それは数日前のことだった。行方不明となっている爆弾を相変わらず探し続けていた2人だったが、ユーリの使っている情報屋が公衆電話から電話をかけてきたのだ。
「木下さん、大変だ! 大変なこと聞いちまった……」
情報屋は声を潜め、焦った様子で喋っていた。
「どうした?」
「正月早々に爆弾使う気だ! 妙な奴らの会話をついさっき聞いちまったんだよぉ……」
「おい、お前今どこだ? 俺が行くまで下手に動くなよ、いいなっ?」
「ソアルだよ、ソアル。木下さん……奴ら、街外れの廃工場で大晦日にさらに仲間集めて相談するって……!」
「だからソアルのどこだ、お前は!」
「ソアルの……あっ、やばいっ!! 木下さん、また後でっ!!」
ガチャン!!
情報屋が思いっきり電話を切った。
「もしもしっ、もしもーしっ!!」
ユーリは切れた電話に向かって強く呼びかけたが、当然聞こえるのは通話音のみである。
大至急ソアルへ向かったユーリはあちこちを探し回ってみたものの、情報屋の姿はまるで見付からなかった。
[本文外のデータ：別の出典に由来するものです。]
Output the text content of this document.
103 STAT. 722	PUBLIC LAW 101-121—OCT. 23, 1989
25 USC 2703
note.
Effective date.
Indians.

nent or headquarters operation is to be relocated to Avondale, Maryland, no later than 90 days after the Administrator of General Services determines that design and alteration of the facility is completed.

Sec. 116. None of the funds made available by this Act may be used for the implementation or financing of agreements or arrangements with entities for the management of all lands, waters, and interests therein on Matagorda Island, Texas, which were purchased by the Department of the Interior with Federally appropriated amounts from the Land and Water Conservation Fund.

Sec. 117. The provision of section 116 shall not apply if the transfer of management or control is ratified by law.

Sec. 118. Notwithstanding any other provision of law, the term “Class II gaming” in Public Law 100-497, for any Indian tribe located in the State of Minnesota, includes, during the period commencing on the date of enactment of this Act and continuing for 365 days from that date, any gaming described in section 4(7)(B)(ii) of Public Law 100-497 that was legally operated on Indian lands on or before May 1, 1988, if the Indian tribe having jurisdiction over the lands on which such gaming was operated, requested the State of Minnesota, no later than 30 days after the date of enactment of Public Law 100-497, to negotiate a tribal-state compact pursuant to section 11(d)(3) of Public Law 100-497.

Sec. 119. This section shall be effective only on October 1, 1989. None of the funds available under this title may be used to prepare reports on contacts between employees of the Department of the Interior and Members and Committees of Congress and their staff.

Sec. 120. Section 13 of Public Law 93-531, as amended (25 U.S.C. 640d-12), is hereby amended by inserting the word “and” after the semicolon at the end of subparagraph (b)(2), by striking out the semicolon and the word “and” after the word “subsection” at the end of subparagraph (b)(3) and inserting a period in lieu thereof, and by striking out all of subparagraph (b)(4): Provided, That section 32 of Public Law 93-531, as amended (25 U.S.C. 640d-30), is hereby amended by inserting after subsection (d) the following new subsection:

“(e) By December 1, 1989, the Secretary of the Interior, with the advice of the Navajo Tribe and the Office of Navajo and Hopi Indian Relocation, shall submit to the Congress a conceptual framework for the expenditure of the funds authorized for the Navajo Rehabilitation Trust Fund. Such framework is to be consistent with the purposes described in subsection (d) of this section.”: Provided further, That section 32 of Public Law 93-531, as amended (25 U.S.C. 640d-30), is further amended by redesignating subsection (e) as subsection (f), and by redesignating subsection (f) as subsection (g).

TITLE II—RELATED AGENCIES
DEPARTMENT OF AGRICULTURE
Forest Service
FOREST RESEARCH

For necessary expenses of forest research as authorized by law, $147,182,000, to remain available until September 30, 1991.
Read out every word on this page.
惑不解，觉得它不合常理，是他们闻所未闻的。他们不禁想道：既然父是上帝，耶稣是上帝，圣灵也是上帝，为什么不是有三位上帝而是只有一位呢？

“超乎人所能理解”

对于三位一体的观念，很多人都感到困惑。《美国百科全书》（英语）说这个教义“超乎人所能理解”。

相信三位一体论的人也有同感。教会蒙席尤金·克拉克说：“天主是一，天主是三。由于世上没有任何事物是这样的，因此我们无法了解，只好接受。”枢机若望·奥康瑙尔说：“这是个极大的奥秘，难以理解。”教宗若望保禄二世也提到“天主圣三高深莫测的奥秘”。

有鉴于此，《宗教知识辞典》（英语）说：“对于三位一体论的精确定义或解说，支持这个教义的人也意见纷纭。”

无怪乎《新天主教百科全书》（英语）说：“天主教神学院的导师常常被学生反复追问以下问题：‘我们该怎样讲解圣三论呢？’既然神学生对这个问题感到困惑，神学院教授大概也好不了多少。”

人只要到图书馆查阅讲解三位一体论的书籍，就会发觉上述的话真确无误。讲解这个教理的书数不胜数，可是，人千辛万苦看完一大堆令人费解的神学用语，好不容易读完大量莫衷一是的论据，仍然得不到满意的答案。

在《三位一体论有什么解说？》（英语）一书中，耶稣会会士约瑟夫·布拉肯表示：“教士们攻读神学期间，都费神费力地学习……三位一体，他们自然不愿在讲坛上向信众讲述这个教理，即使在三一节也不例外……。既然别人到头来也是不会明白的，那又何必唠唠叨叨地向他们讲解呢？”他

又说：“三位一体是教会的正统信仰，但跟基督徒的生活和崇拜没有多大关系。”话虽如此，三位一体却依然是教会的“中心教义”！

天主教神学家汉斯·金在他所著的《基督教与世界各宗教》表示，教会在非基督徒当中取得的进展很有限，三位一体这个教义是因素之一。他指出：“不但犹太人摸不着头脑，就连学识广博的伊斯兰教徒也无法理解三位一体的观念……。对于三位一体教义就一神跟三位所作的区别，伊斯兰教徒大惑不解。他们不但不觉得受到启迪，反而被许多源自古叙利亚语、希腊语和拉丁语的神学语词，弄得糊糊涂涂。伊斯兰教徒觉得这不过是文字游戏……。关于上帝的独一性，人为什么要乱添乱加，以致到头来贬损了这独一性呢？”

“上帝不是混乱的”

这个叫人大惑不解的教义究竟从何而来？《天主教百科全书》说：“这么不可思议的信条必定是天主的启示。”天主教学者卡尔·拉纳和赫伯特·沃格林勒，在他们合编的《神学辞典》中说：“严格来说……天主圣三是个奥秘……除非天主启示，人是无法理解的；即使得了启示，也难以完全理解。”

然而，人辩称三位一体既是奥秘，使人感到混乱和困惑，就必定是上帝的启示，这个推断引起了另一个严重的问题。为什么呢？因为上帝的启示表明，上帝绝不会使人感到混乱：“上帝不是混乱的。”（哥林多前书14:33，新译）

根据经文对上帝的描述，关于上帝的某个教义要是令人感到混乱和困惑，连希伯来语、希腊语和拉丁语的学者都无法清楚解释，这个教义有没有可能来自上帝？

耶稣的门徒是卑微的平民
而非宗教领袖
そして大晦日の朝――情報屋は物言わぬ死体となってソアルを流れる川に捨てられていたのを発見されたのである。遺体には激しい暴行の跡があり、最後に喉を掻き切られたのが致命傷と見られた。
「…………」
情報屋の遺体を目の当たりにした直後、ユーリは無言だった。しかし背中が泣き……そして怒っていた。
「ユーリ」
タクがユーリに声をかけた。
「……止めるなよ、タク。オレは1人でも行くからな」
「誰が止めるかよ」
タクのその言葉に、ユーリが振り返った。
「付き合うぜ」
すっと右手を顔の前に出すタク。ユーリの右手がパンッとタクの右手の手のひらを叩いた。
「全く……格好付けやがって」
苦笑するユーリ。それに対してタクはふっと笑った。
「ダンディだからな」
その後、話を聞き付けた者が2人に協力を申し出て……現在に至る。
さあ、新年最初の一暴れといこうじゃないか。